Post by
deepoil0808 on Aug 25, 2022 2:01pm
Many options available on BUYOUT
The IP held by PQE is very valuable. Here is what their costs and profit looks like from CORT technology:
Sale of barrel of oil; $ 100 per barrel
Cost of barrel of oil 25 per barrel
Profit per barrel $ 75 per barrel or, 300% of what it costs you.
This is MASSIVE profits.
A 5,000 barrel per day yields profit of $ 136,875,000 per year, at 10,000 barrels per day it is $ 273,750,000 per year.
A major player that can do 50,000 to 100,000 barrels per day brings in an INSANE AMOUNT OF CASH.
Lets not forget that PQE does have 4 licenses to date which will bring in: $ 16 million USD or, 20 million Canadian
+ 5% per barrel or $ 5 per barrel of oil. So say 50,000 barrels per day at $ 5 is $ 91,250,000 in profits.
The MAJOR BUYER behind VISTON sees all of this and are no fools. They see big $$$$$.

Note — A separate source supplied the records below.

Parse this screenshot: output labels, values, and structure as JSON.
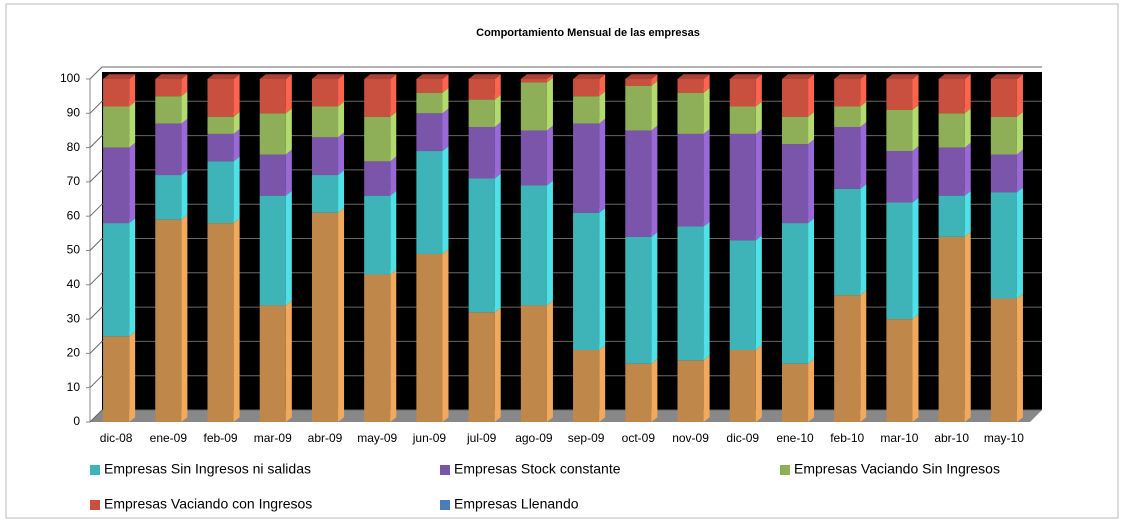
{
  "chart_data": {
    "type": "bar",
    "stacked": true,
    "title": "Comportamiento Mensual de las empresas",
    "categories": [
      "dic-08",
      "ene-09",
      "feb-09",
      "mar-09",
      "abr-09",
      "may-09",
      "jun-09",
      "jul-09",
      "ago-09",
      "sep-09",
      "oct-09",
      "nov-09",
      "dic-09",
      "ene-10",
      "feb-10",
      "mar-10",
      "abr-10",
      "may-10"
    ],
    "series": [
      {
        "color": "#c0874a",
        "values": [
          25,
          59,
          58,
          34,
          61,
          43,
          49,
          32,
          34,
          21,
          17,
          18,
          21,
          17,
          37,
          30,
          54,
          36
        ]
      },
      {
        "name": "Empresas Sin Ingresos ni salidas",
        "color": "#3fb4b8",
        "values": [
          33,
          13,
          18,
          32,
          11,
          23,
          30,
          39,
          35,
          40,
          37,
          39,
          32,
          41,
          31,
          34,
          12,
          31
        ]
      },
      {
        "name": "Empresas Stock constante",
        "color": "#7a55aa",
        "values": [
          22,
          15,
          8,
          12,
          11,
          10,
          11,
          15,
          16,
          26,
          31,
          27,
          31,
          23,
          18,
          15,
          14,
          11
        ]
      },
      {
        "name": "Empresas Vaciando Sin Ingresos",
        "color": "#8fae58",
        "values": [
          12,
          8,
          5,
          12,
          9,
          13,
          6,
          8,
          14,
          8,
          13,
          12,
          8,
          8,
          6,
          12,
          10,
          11
        ]
      },
      {
        "name": "Empresas Vaciando con Ingresos",
        "color": "#c9503e",
        "values": [
          8,
          5,
          11,
          10,
          8,
          11,
          4,
          6,
          1,
          5,
          2,
          4,
          8,
          11,
          8,
          9,
          10,
          11
        ]
      },
      {
        "name": "Empresas Llenando",
        "color": "#4a7ebb",
        "values": [
          0,
          0,
          0,
          0,
          0,
          0,
          0,
          0,
          0,
          0,
          0,
          0,
          0,
          0,
          0,
          0,
          0,
          0
        ]
      }
    ],
    "ylim": [
      0,
      100
    ],
    "yticks": [
      0,
      10,
      20,
      30,
      40,
      50,
      60,
      70,
      80,
      90,
      100
    ],
    "grid": true
  }
}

So there are some options option to them:
(a) Close the buyout deal without safe harbor and deal CFIUS if they come knocking on the door
(b) Dispose of Utah licenses + close office in California and no more CFIUS review, buyout can be completed
(c) Buy the IP from PQE and, then PQE distributes funds to shareholders (a return of capital + dividend)
(d) Acquire over 90% of the PQE shares and make the corporation private - not subject to CFIUS rules
(e) Re-apply with CFIUS by clearing up funding issue and who is funding the purchase, extend buyout offer.
(f) Have Cantone - an American - buy the company, acting in interests of major player, no CFIUS review
etc......
VISTON has proven that they are comfortable within a hostile or difficult environment and, will not walk away.
They will find a way to acquire PQE.
My personal opinion,
Comment by
Malpeque2 on Aug 25, 2022 4:42pm
That is why Cantone paid exactly ZERO up front to get his hands on a license. $1M due on commencement of constrution. $100M to construct. Does he have that kind of money?